ChrisRackauckas-Claude avatar Aug 03 '25 16:08 ChrisRackauckas-Claude

Implementation Details: Using System Structure to Identify Variable Types

After looking at the ModelingToolkit codebase, I found that the initialization system already has the infrastructure to distinguish between differential and algebraic variables.
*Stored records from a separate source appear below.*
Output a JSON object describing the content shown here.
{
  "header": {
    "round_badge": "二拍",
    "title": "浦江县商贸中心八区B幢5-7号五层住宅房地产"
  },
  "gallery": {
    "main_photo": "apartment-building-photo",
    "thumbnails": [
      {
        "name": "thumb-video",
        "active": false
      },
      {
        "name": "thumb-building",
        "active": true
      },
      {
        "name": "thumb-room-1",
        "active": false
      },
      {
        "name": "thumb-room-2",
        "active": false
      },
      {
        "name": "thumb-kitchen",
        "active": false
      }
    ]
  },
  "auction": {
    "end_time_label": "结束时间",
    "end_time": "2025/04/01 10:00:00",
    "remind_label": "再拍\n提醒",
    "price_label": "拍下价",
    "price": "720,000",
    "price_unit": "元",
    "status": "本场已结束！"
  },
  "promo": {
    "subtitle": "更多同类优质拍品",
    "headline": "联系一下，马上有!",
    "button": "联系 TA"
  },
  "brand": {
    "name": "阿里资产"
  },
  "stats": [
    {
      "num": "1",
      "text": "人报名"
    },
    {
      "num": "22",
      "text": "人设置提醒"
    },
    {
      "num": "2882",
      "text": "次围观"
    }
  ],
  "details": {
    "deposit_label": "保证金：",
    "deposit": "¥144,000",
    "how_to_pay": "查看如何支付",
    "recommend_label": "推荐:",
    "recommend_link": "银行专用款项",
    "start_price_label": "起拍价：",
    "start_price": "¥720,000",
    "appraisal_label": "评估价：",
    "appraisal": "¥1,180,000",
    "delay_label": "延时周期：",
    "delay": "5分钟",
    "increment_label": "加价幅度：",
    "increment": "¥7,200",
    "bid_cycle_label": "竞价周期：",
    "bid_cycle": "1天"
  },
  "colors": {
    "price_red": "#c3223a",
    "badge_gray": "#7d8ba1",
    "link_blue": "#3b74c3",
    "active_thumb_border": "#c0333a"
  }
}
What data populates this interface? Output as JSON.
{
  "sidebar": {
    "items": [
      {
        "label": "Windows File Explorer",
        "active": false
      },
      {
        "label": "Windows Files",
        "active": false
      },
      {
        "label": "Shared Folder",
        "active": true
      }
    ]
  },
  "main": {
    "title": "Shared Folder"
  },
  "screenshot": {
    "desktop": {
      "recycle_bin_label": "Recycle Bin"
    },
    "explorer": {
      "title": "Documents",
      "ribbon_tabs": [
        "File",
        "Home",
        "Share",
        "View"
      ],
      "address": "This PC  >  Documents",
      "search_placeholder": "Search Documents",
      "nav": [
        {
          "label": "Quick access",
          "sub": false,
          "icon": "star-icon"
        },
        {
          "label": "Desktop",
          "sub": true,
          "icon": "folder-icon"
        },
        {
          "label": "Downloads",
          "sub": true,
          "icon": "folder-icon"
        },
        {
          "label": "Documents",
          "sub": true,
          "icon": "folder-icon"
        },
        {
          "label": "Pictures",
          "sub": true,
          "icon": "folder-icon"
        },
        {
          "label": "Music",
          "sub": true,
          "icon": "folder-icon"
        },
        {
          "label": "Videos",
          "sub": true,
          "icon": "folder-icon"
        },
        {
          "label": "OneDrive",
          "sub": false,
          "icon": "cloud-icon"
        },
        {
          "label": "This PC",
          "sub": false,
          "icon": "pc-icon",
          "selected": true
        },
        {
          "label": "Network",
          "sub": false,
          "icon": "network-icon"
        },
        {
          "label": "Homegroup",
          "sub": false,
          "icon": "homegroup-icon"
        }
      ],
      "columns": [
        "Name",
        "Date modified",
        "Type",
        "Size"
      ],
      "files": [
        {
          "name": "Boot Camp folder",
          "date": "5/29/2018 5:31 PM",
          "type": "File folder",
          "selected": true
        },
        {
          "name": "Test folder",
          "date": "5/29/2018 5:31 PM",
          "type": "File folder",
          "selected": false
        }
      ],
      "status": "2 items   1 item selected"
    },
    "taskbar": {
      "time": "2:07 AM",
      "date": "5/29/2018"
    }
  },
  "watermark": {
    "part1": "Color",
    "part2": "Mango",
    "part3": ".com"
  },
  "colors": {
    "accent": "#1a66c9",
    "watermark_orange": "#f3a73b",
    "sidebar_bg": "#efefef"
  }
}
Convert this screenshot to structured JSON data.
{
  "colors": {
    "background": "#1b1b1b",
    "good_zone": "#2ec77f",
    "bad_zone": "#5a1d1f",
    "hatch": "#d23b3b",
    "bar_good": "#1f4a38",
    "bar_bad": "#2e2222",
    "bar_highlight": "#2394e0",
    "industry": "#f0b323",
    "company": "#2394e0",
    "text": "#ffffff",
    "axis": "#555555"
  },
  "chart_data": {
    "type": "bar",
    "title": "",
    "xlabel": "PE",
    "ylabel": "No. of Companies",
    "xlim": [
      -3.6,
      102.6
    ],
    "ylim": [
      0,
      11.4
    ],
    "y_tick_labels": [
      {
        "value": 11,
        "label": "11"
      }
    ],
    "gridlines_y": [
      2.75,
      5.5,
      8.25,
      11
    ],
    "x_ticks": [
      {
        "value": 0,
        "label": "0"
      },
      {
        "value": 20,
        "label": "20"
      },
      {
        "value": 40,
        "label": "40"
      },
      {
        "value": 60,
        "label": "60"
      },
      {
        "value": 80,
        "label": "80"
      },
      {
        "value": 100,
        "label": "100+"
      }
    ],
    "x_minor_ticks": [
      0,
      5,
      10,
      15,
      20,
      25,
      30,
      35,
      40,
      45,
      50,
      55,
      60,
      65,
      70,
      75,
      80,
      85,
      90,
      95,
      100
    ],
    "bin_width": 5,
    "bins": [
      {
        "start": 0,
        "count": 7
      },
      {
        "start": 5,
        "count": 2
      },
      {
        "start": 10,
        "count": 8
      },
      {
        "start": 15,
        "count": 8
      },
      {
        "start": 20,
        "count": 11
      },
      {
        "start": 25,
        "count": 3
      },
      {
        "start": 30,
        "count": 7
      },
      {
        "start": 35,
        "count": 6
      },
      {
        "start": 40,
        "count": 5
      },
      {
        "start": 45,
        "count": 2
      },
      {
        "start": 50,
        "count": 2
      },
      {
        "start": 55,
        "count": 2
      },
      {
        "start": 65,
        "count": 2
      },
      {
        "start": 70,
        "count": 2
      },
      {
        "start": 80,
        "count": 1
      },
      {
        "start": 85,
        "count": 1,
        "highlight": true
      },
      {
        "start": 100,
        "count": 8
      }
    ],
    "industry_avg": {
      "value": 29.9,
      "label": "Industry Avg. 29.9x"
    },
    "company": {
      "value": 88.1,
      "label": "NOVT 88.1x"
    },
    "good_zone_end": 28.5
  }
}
Here's how this could be implemented:

Current Infrastructure

ModelingToolkit has several utility functions in src/systems/systemstructure.jl and src/utils.jl for categorizing variables:

# From src/utils.jl
isdifferential(expr) = isoperator(expr, Differential)
isdiffeq(eq) = isdifferential(eq.lhs) || isoperator(eq.lhs, Shift)

# From src/systems/systemstructure.jl
isalgvar(s::SystemStructure, i)    # Check if variable i is algebraic
isdiffvar(s::SystemStructure, i)   # Check if variable i is differential 
isdervar(s::SystemStructure, i)    # Check if variable i is a derivative

# Range iterators for different variable types
algvars_range(s::SystemStructure)   # Iterator over algebraic variables
diffvars_range(s::SystemStructure)  # Iterator over differential variables  
dervars_range(s::SystemStructure)   # Iterator over derivative variables

Usage in Initialization Code

The initialization system in src/systems/nonlinear/initializesystem.jl already uses these patterns:

# Line 75: Identify which equations are differential
idxs_diff = isdiffeq.(eqs)

# Line 95-96: Separate algebraic and differential equations  
idxs_alge = .\!idxs_diff
append\!(eqs_ics, eqs[idxs_alge]) # start with algebraic equations

Proposed Implementation

For the plotting feature, we could extend SymbolicIndexingInterface with constants that use this existing infrastructure:

# In SymbolicIndexingInterface
struct StateVariables end
struct DerivativeVariables end  
struct AlgebraicVariables end

const STATE_VARIABLES = StateVariables()
const DERIVATIVE_VARIABLES = DerivativeVariables() 
const ALGEBRAIC_VARIABLES = AlgebraicVariables()

# Implementation would filter variables using the existing functions
function Base.getindex(sol::ODESolution, ::StateVariables)
    sys = sol.prob.f.sys
    # Use diffvars_range(structure) and algvars_range(structure) 
    # to get indices of non-derivative variables
end

This approach leverages the existing, well-tested infrastructure for variable categorization that's already used throughout ModelingToolkit's structural analysis and initialization systems.

ChrisRackauckas-Claude avatar Aug 03 '25 16:08 ChrisRackauckas-Claude

@AayushSabharwal thoughts on syntax and structure here?

ChrisRackauckas avatar Aug 03 '25 16:08 ChrisRackauckas

Yeah, we could add this to SII. It already has solvedvariables and allvariables. We'll probably need to special case the plot recipe to handle this too, though.